No era habituales las visitas a los subalternos, más estaba al tanto de que Cassandra Fox atravesaba la licencia médica otorgada por las heridas. Esta igual se sorprendió.

Abrió alarmada. Alguna cuestión excepcional lo había traído.

Con su usual leve sonrisa, procuró tranquilizarla. Nada fuera de lo normal ocurría. Lo que avivaba el raro presentimiento ante su aparición.

"¿Y si vino por lo de ayer? ¿Y si tiene pensado aplicarme una suspensión?", carburó la oficial. Estaba confundida desde hacía veinticuatro horas. El cerebro le reiteraba —una y otra vez— lo sucedido cuando el teniente fue en su rescate. Un cúmulo de interrogantes la arrebataba. Odiaría tener una mácula en el legajo por aquello...

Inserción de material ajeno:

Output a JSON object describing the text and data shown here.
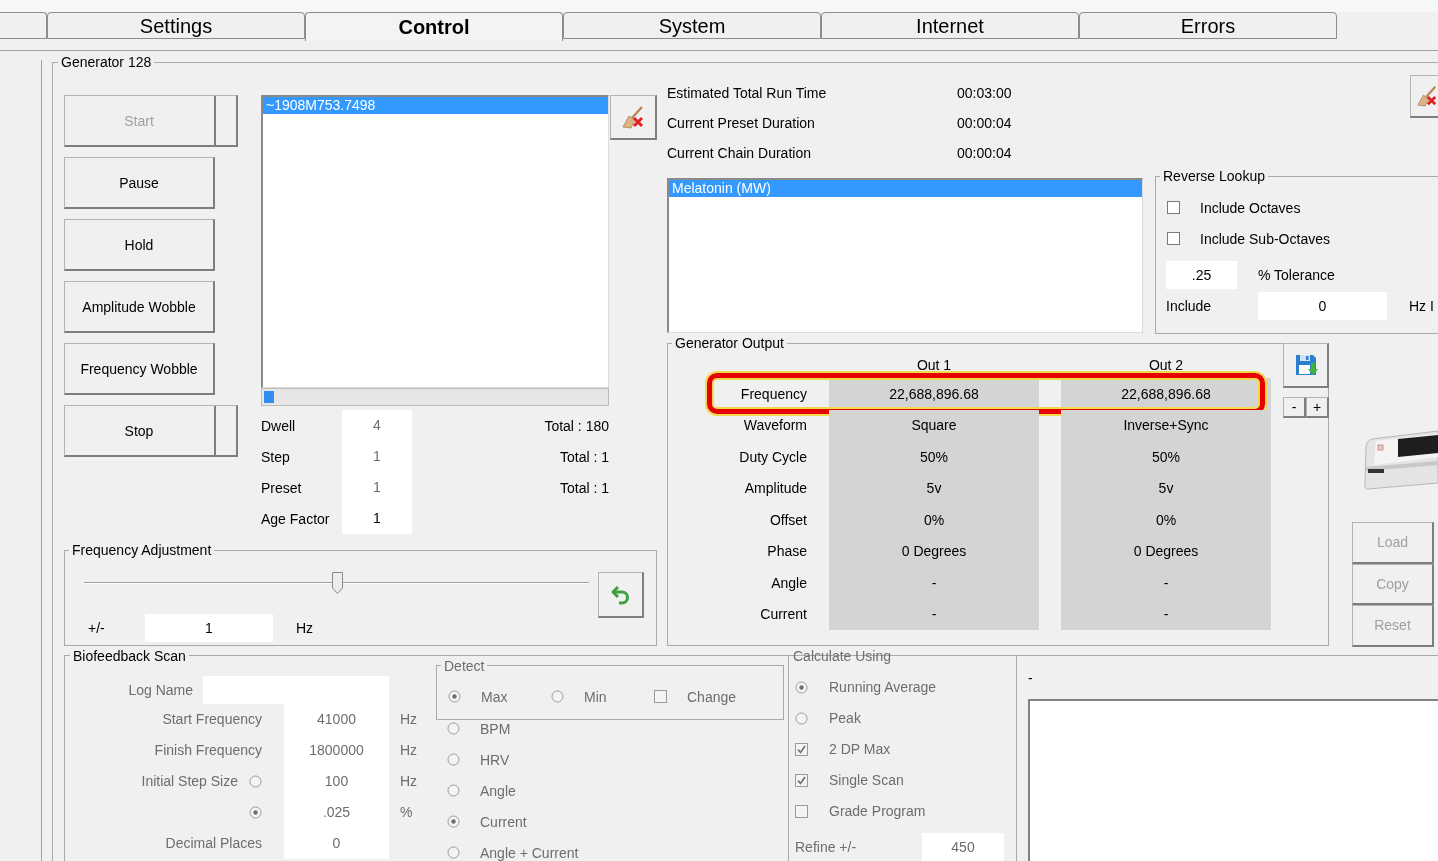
{
  "tabs": [
    {
      "label": "Settings",
      "selected": false
    },
    {
      "label": "Control",
      "selected": true
    },
    {
      "label": "System",
      "selected": false
    },
    {
      "label": "Internet",
      "selected": false
    },
    {
      "label": "Errors",
      "selected": false
    }
  ],
  "generator": {
    "title": "Generator 128",
    "buttons": [
      {
        "label": "Start",
        "kind": "split",
        "disabled": true
      },
      {
        "label": "Pause",
        "kind": "plain",
        "disabled": false
      },
      {
        "label": "Hold",
        "kind": "plain",
        "disabled": false
      },
      {
        "label": "Amplitude Wobble",
        "kind": "plain",
        "disabled": false
      },
      {
        "label": "Frequency Wobble",
        "kind": "plain",
        "disabled": false
      },
      {
        "label": "Stop",
        "kind": "split",
        "disabled": false
      }
    ],
    "program_list": [
      {
        "label": "~1908M753.7498",
        "selected": true
      }
    ],
    "progress": {
      "level": 0.03
    },
    "counters": [
      {
        "label": "Dwell",
        "value": "4",
        "disabled": true,
        "total": "Total : 180"
      },
      {
        "label": "Step",
        "value": "1",
        "disabled": true,
        "total": "Total : 1"
      },
      {
        "label": "Preset",
        "value": "1",
        "disabled": true,
        "total": "Total : 1"
      },
      {
        "label": "Age Factor",
        "value": "1",
        "disabled": false
      }
    ],
    "frequency_adjustment": {
      "title": "Frequency Adjustment",
      "level": 0.5,
      "offset_label": "+/-",
      "offset_value": "1",
      "unit": "Hz"
    },
    "timings": [
      {
        "label": "Estimated Total Run Time",
        "value": "00:03:00"
      },
      {
        "label": "Current Preset Duration",
        "value": "00:00:04"
      },
      {
        "label": "Current Chain Duration",
        "value": "00:00:04"
      }
    ],
    "preset_list": [
      {
        "label": "Melatonin (MW)",
        "selected": true
      }
    ],
    "reverse_lookup": {
      "title": "Reverse Lookup",
      "options": [
        {
          "label": "Include Octaves",
          "checked": false
        },
        {
          "label": "Include Sub-Octaves",
          "checked": false
        }
      ],
      "tolerance": {
        "value": ".25",
        "label": "% Tolerance"
      },
      "include": {
        "label": "Include",
        "value": "0",
        "unit": "Hz I"
      }
    },
    "output": {
      "title": "Generator Output",
      "columns": [
        "Out 1",
        "Out 2"
      ],
      "rows": [
        {
          "label": "Frequency",
          "values": [
            "22,688,896.68",
            "22,688,896.68"
          ],
          "highlighted": true
        },
        {
          "label": "Waveform",
          "values": [
            "Square",
            "Inverse+Sync"
          ],
          "highlighted": false
        },
        {
          "label": "Duty Cycle",
          "values": [
            "50%",
            "50%"
          ],
          "highlighted": false
        },
        {
          "label": "Amplitude",
          "values": [
            "5v",
            "5v"
          ],
          "highlighted": false
        },
        {
          "label": "Offset",
          "values": [
            "0%",
            "0%"
          ],
          "highlighted": false
        },
        {
          "label": "Phase",
          "values": [
            "0 Degrees",
            "0 Degrees"
          ],
          "highlighted": false
        },
        {
          "label": "Angle",
          "values": [
            "-",
            "-"
          ],
          "highlighted": false
        },
        {
          "label": "Current",
          "values": [
            "-",
            "-"
          ],
          "highlighted": false
        }
      ],
      "step_buttons": [
        "-",
        "+"
      ]
    },
    "side_buttons": [
      {
        "label": "Load",
        "disabled": true
      },
      {
        "label": "Copy",
        "disabled": true
      },
      {
        "label": "Reset",
        "disabled": true
      }
    ],
    "biofeedback": {
      "title": "Biofeedback Scan",
      "disabled": true,
      "log_name": {
        "label": "Log Name"
      },
      "frequencies": [
        {
          "label": "Start Frequency",
          "value": "41000",
          "unit": "Hz"
        },
        {
          "label": "Finish Frequency",
          "value": "1800000",
          "unit": "Hz"
        }
      ],
      "step_size": {
        "label": "Initial Step Size",
        "options": [
          {
            "selected": false,
            "value": "100",
            "unit": "Hz"
          },
          {
            "selected": true,
            "value": ".025",
            "unit": "%"
          }
        ]
      },
      "decimal_places": {
        "label": "Decimal Places",
        "value": "0"
      },
      "detect": {
        "title": "Detect",
        "modes": [
          {
            "label": "Max",
            "selected": true
          },
          {
            "label": "Min",
            "selected": false
          }
        ],
        "change": {
          "label": "Change",
          "checked": false
        },
        "signals": [
          {
            "label": "BPM",
            "selected": false
          },
          {
            "label": "HRV",
            "selected": false
          },
          {
            "label": "Angle",
            "selected": false
          },
          {
            "label": "Current",
            "selected": true
          },
          {
            "label": "Angle + Current",
            "selected": false
          }
        ]
      },
      "calculate": {
        "title": "Calculate Using",
        "methods": [
          {
            "label": "Running Average",
            "selected": true
          },
          {
            "label": "Peak",
            "selected": false
          }
        ],
        "options": [
          {
            "label": "2 DP Max",
            "checked": true
          },
          {
            "label": "Single Scan",
            "checked": true
          },
          {
            "label": "Grade Program",
            "checked": false
          }
        ],
        "refine": {
          "label": "Refine +/-",
          "value": "450"
        }
      }
    },
    "log": {
      "label": "-"
    }
  }
}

Lo hizo pasar, tratando de aparentar indiferencia. Él la saludó con un beso en la mejilla. Otra particularidad que no le era común con sus empleadas. Era hierático y muy respetuoso del metro cuadrado ajeno.

Al darse cuenta de la desazón ocasionada, le brindó una explicación verosímil a la que Cassandra demostró creerle. Era el jefe. Por qué dudar de su palabra, si a lo largo del vínculo laboral se había cansado de demostrar un sólido profesionalismo. Sin embargo, tuvo la corazonada de que se había apersonado con otro propósito y pensó: "¡O estoy muy sensible o él luce más guapo hoy! Además tiene esa fragancia tan rica, que únicamente yo percibo". En balde ahuyentó el dilema.

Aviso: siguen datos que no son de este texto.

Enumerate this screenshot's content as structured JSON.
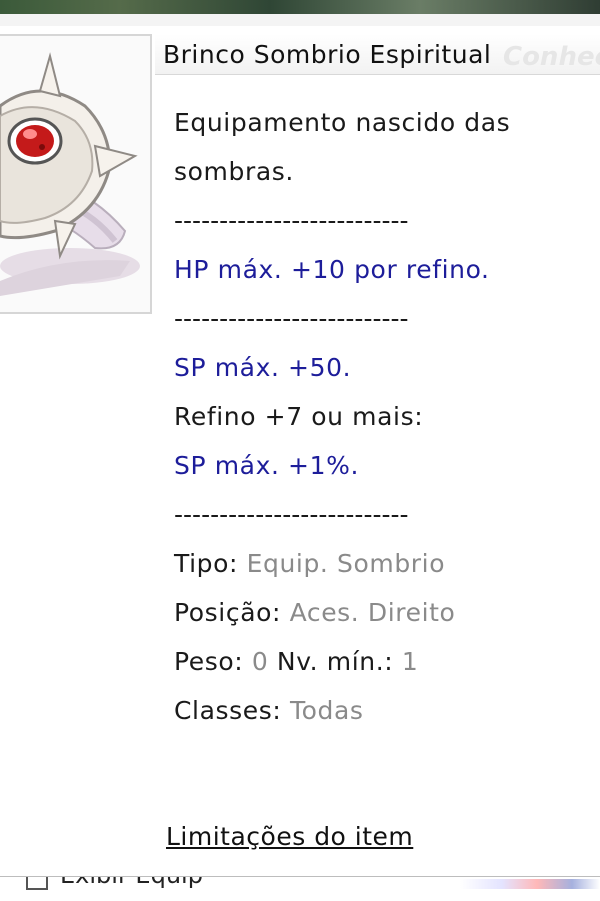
{
  "window": {
    "title": "Brinco Sombrio Espiritual",
    "title_watermark": "Conhec"
  },
  "item": {
    "image_name": "earring-icon",
    "description": [
      {
        "text": "Equipamento nascido das",
        "style": "normal"
      },
      {
        "text": "sombras.",
        "style": "normal"
      },
      {
        "text": "--------------------------",
        "style": "sep"
      },
      {
        "text": "HP máx. +10 por refino.",
        "style": "blue"
      },
      {
        "text": "--------------------------",
        "style": "sep"
      },
      {
        "text": "SP máx. +50.",
        "style": "blue"
      },
      {
        "text": "Refino +7 ou mais:",
        "style": "normal"
      },
      {
        "text": "SP máx. +1%.",
        "style": "blue"
      },
      {
        "text": "--------------------------",
        "style": "sep"
      }
    ],
    "attributes": {
      "type_label": "Tipo:",
      "type_value": "Equip. Sombrio",
      "position_label": "Posição:",
      "position_value": "Aces. Direito",
      "weight_label": "Peso:",
      "weight_value": "0",
      "level_label": "Nv. mín.:",
      "level_value": "1",
      "classes_label": "Classes:",
      "classes_value": "Todas"
    }
  },
  "links": {
    "limitations": "Limitações do item"
  },
  "background": {
    "bottom_text": "Exibir Equip"
  },
  "colors": {
    "blue_text": "#1d1d9a",
    "gray_value": "#8a8a8a",
    "gem_red": "#c41a1a"
  }
}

Para disimular el nerviosismo, le ofreció un café. Con algo entretendría su temblor y los nervios. Mientras, el teniente Caine, continuaba dándole vueltas al supuesto que lo traía. Ya se revelaba alterado también.

En la sala, donde la cocina desembocaba en concepción amplia y minimalista, se paseaba como una bestia en la sabana africana, cercando a la presa, evaluando la extensión de un impalpable coto de caza.

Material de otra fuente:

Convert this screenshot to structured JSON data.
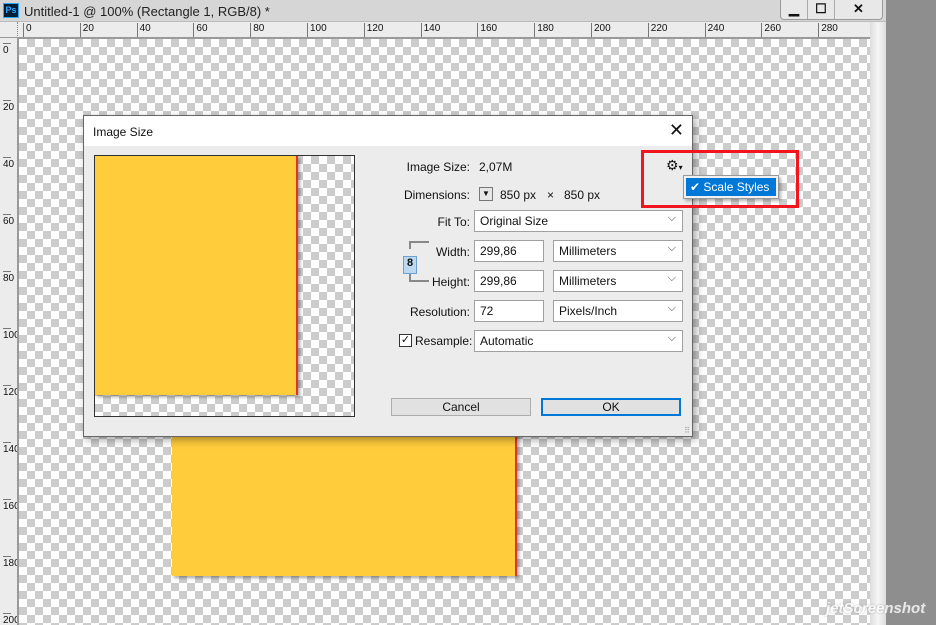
{
  "window": {
    "title": "Untitled-1 @ 100% (Rectangle 1, RGB/8) *",
    "app_logo": "Ps",
    "minimize": "▁",
    "maximize": "☐",
    "close": "✕"
  },
  "rulers": {
    "top": [
      "0",
      "20",
      "40",
      "60",
      "80",
      "100",
      "120",
      "140",
      "160",
      "180",
      "200",
      "220",
      "240",
      "260",
      "280"
    ],
    "left": [
      "0",
      "20",
      "40",
      "60",
      "80",
      "100",
      "120",
      "140",
      "160",
      "180",
      "200"
    ]
  },
  "dialog": {
    "title": "Image Size",
    "close": "✕",
    "image_size_label": "Image Size:",
    "image_size_value": "2,07M",
    "dimensions_label": "Dimensions:",
    "dim_w": "850 px",
    "dim_x": "×",
    "dim_h": "850 px",
    "fit_to_label": "Fit To:",
    "fit_to_value": "Original Size",
    "width_label": "Width:",
    "width_value": "299,86",
    "width_unit": "Millimeters",
    "height_label": "Height:",
    "height_value": "299,86",
    "height_unit": "Millimeters",
    "resolution_label": "Resolution:",
    "resolution_value": "72",
    "resolution_unit": "Pixels/Inch",
    "resample_label": "Resample:",
    "resample_checked": true,
    "resample_value": "Automatic",
    "cancel": "Cancel",
    "ok": "OK",
    "gear_menu": {
      "item": "Scale Styles",
      "checked": true
    }
  },
  "colors": {
    "rect": "#ffcc3b",
    "highlight": "#f2141f",
    "accent": "#0078d7"
  },
  "watermark": "JetScreenshot"
}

Con las manos en la cintura, admiró los movimientos de la oficial de entrecasa, calificando sus destrezas culinarias de precisas y quirúrgicas, como cuando estaba en funciones.

A ella le sonó a un halago, aunque ya no podía distinguir eso de una crítica. Su frialdad tan célebre, flaqueaba.

Con esperanza terminó el preparado, anhelando disipar la incomodidad vigente. Se dirigió a la mesa ratona y de nuevo le sugirió sentarse. Él, permanecía impaciente.

Degustaron la intensa infusión. A los dos les encantaba, aún con el clima de Miami, tórrido y húmedo. Y a los dos, les apetecía sin edulcorar.

Tras un prolongado silencio, esos que recargan de electricidad el ambiente, él le susurró lo que quería expresar. De ningún modo levantaba la voz, pero poco servirían sus sofisticados modales. Se encaminaban con ímpetu a lo que aquella noche sobrevino.

—Quería disculparme por lo de ayer... —dijo, casi convencido.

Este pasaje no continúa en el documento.